The differences between causing death by careless driving and causing death by dangerous driving seem quite narrow to Joe Bloggs on the street, but what are the actual differences between the two criminal offences? Put simply, the latter is a more serious crime and therefore, carries a greater sentence if convicted.
Why would a personal injury lawyer be interested in driving offences? Well, a criminal conviction can go a long way to establishing liability in a criminal case. That is actually not unique to road traffic cases but can apply equally in other personal injury cases. It is natural therefore for us to keep an eye on ongoing criminal prosecutions in your case.
Both offences have featured regularly in the Scottish courts over the last year and have been especially topical since the Glasgow bin lorry crash and the subsequent decision not to prosecute the driver.
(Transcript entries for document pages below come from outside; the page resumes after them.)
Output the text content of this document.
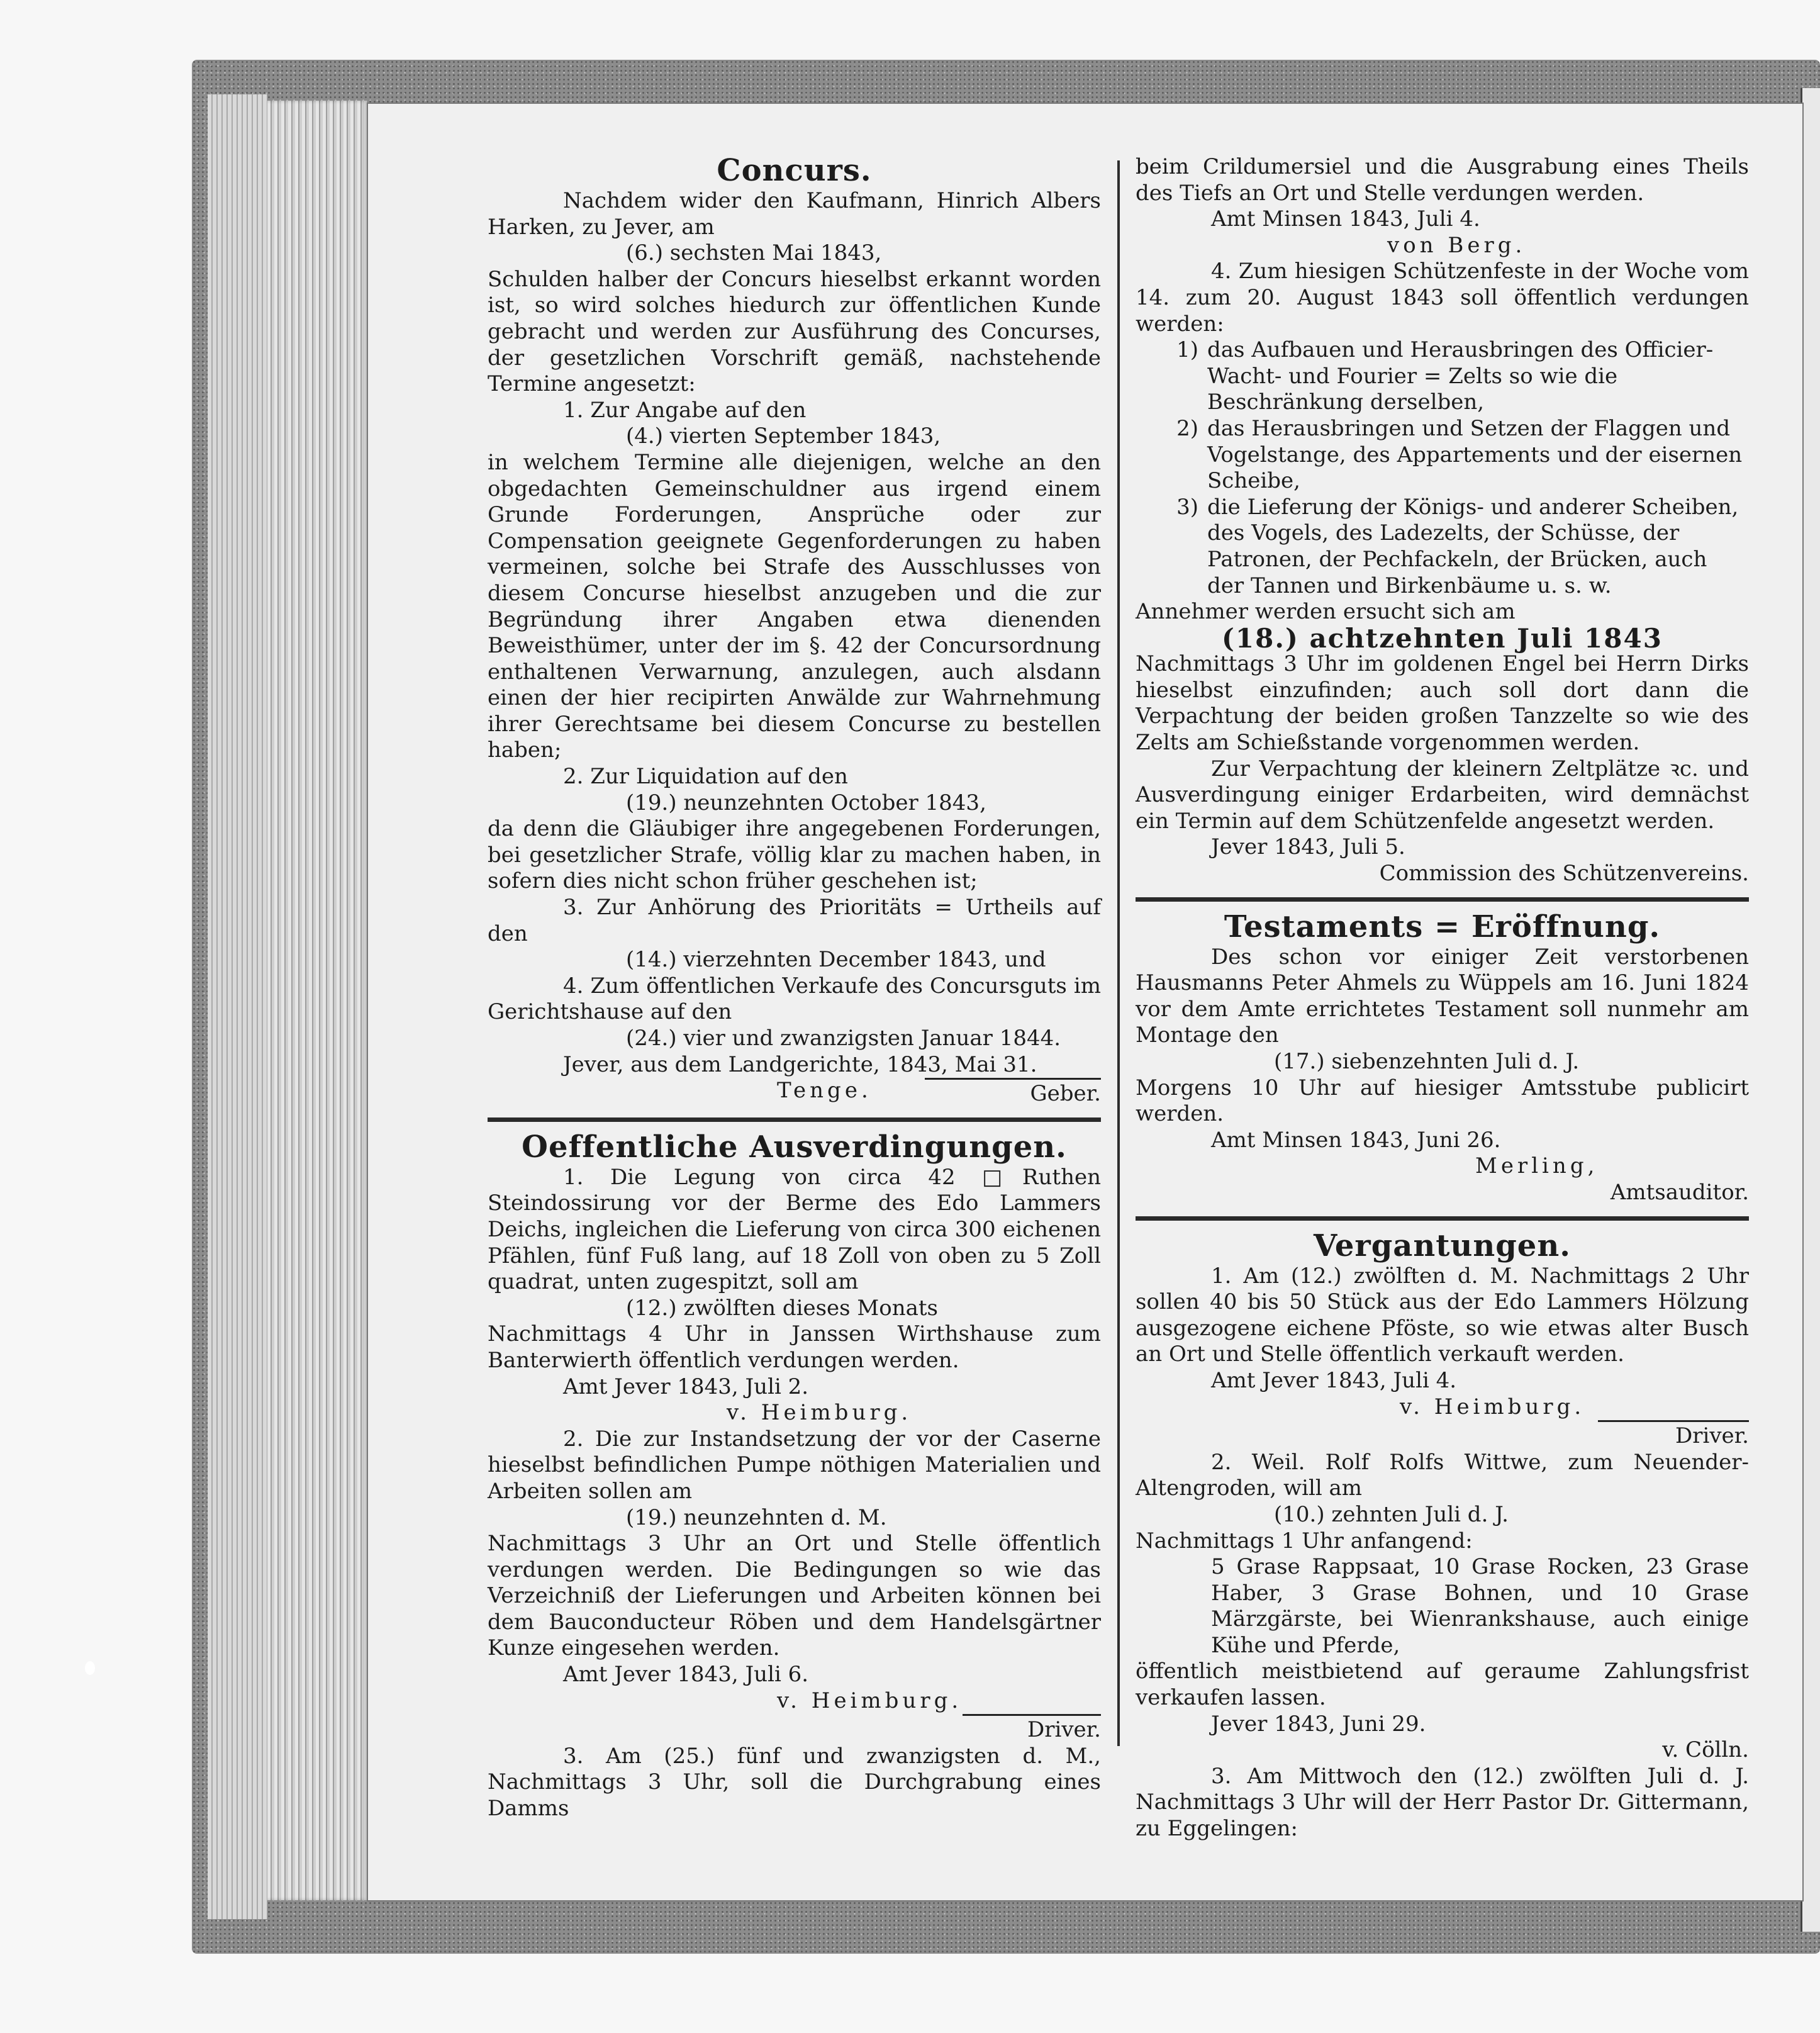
Concurs.

Nachdem wider den Kaufmann, Hinrich Albers Harken, zu Jever, am

(6.) sechsten Mai 1843,

Schulden halber der Concurs hieselbst erkannt worden ist, so wird solches hiedurch zur öffentlichen Kunde gebracht und werden zur Ausführung des Concurses, der gesetzlichen Vorschrift gemäß, nachstehende Termine angesetzt:

1. Zur Angabe auf den

(4.) vierten September 1843,

in welchem Termine alle diejenigen, welche an den obgedachten Gemeinschuldner aus irgend einem Grunde Forderungen, Ansprüche oder zur Compensation geeignete Gegenforderungen zu haben vermeinen, solche bei Strafe des Ausschlusses von diesem Concurse hieselbst anzugeben und die zur Begründung ihrer Angaben etwa dienenden Beweisthümer, unter der im §. 42 der Concursordnung enthaltenen Verwarnung, anzulegen, auch alsdann einen der hier recipirten Anwälde zur Wahrnehmung ihrer Gerechtsame bei diesem Concurse zu bestellen haben;

2. Zur Liquidation auf den

(19.) neunzehnten October 1843,

da denn die Gläubiger ihre angegebenen Forderungen, bei gesetzlicher Strafe, völlig klar zu machen haben, in sofern dies nicht schon früher geschehen ist;

3. Zur Anhörung des Prioritäts = Urtheils auf den

(14.) vierzehnten December 1843, und

4. Zum öffentlichen Verkaufe des Concursguts im Gerichtshause auf den

(24.) vier und zwanzigsten Januar 1844.

Jever, aus dem Landgerichte, 1843, Mai 31.

Tenge.	Geber.
Oeffentliche Ausverdingungen.

1. Die Legung von circa 42 □Ruthen Steindossirung vor der Berme des Edo Lammers Deichs, ingleichen die Lieferung von circa 300 eichenen Pfählen, fünf Fuß lang, auf 18 Zoll von oben zu 5 Zoll quadrat, unten zugespitzt, soll am

(12.) zwölften dieses Monats

Nachmittags 4 Uhr in Janssen Wirthshause zum Banterwierth öffentlich verdungen werden.

Amt Jever 1843, Juli 2.

v. Heimburg.

2. Die zur Instandsetzung der vor der Caserne hieselbst befindlichen Pumpe nöthigen Materialien und Arbeiten sollen am

(19.) neunzehnten d. M.

Nachmittags 3 Uhr an Ort und Stelle öffentlich verdungen werden. Die Bedingungen so wie das Verzeichniß der Lieferungen und Arbeiten können bei dem Bauconducteur Röben und dem Handelsgärtner Kunze eingesehen werden.

Amt Jever 1843, Juli 6.

v. Heimburg.

Driver.

3. Am (25.) fünf und zwanzigsten d. M., Nachmittags 3 Uhr, soll die Durchgrabung eines Damms

beim Crildumersiel und die Ausgrabung eines Theils des Tiefs an Ort und Stelle verdungen werden.

Amt Minsen 1843, Juli 4.

von Berg.

4. Zum hiesigen Schützenfeste in der Woche vom 14. zum 20. August 1843 soll öffentlich verdungen werden:

1) das Aufbauen und Herausbringen des Officier-Wacht- und Fourier = Zelts so wie die Beschränkung derselben,
2) das Herausbringen und Setzen der Flaggen und Vogelstange, des Appartements und der eisernen Scheibe,
3) die Lieferung der Königs- und anderer Scheiben, des Vogels, des Ladezelts, der Schüsse, der Patronen, der Pechfackeln, der Brücken, auch der Tannen und Birkenbäume u. s. w.

Annehmer werden ersucht sich am

(18.) achtzehnten Juli 1843

Nachmittags 3 Uhr im goldenen Engel bei Herrn Dirks hieselbst einzufinden; auch soll dort dann die Verpachtung der beiden großen Tanzzelte so wie des Zelts am Schießstande vorgenommen werden.

Zur Verpachtung der kleinern Zeltplätze ꝛc. und Ausverdingung einiger Erdarbeiten, wird demnächst ein Termin auf dem Schützenfelde angesetzt werden.

Jever 1843, Juli 5.

Commission des Schützenvereins.

Testaments = Eröffnung.

Des schon vor einiger Zeit verstorbenen Hausmanns Peter Ahmels zu Wüppels am 16. Juni 1824 vor dem Amte errichtetes Testament soll nunmehr am Montage den

(17.) siebenzehnten Juli d. J.

Morgens 10 Uhr auf hiesiger Amtsstube publicirt werden.

Amt Minsen 1843, Juni 26.

Merling,

Amtsauditor.

Vergantungen.

1. Am (12.) zwölften d. M. Nachmittags 2 Uhr sollen 40 bis 50 Stück aus der Edo Lammers Hölzung ausgezogene eichene Pföste, so wie etwas alter Busch an Ort und Stelle öffentlich verkauft werden.

Amt Jever 1843, Juli 4.

v. Heimburg.

Driver.

2. Weil. Rolf Rolfs Wittwe, zum Neuender-Altengroden, will am

(10.) zehnten Juli d. J.

Nachmittags 1 Uhr anfangend:

5 Grase Rappsaat, 10 Grase Rocken, 23 Grase Haber, 3 Grase Bohnen, und 10 Grase Märzgärste, bei Wienrankshause, auch einige Kühe und Pferde,

öffentlich meistbietend auf geraume Zahlungsfrist verkaufen lassen.

Jever 1843, Juni 29.

v. Cölln.

3. Am Mittwoch den (12.) zwölften Juli d. J. Nachmittags 3 Uhr will der Herr Pastor Dr. Gittermann, zu Eggelingen:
Having sat through a criminal trial earlier this year myself, they can be very emotionally-charged and tough for the victim’s families and all those involved and occasionally emotion can get in the way of the logical verdict.
Occasionally, the line between the offences can be quite narrow. Both offences judge the offending driver against the standard of that of a “competent and careful” driver. The differences comes insofar as a careless driver need only fall below the standard of a competent and careful driver, whilst a dangerous driver needs to fall far below the standard that would be expected of a competent and careful driver. Having spoken with a number of criminal law practitioners over the course of the last year, they generally consider causing death by dangerous driving to be trickier to prove and therefore more regularly prosecute or defend cases involving causing death by careless driving.
In terms of sentencing, the recent case of HMA v Steven Bennie in which the accused pled guilty to causing death by dangerous driving and was imprisoned for 7 years and 6 months contrasts markedly with the case of HMA v Graeme McLaughlin in which the accused pled guilty to causing death by careless driving and was sentenced to a Community Payback Order and disqualification from driving for a period of four years. Both incidents resulted in the death of another person, yet the sentences are polar opposites, highlighting the differences between the two offences. Ultimately, causing death by dangerous driving can lead to a period of imprisonment of up to 14 years while causing death by careless driving can lead to a maximum of 5 years imprisonment provided that the accused was not under the influence of drink or drugs at the time.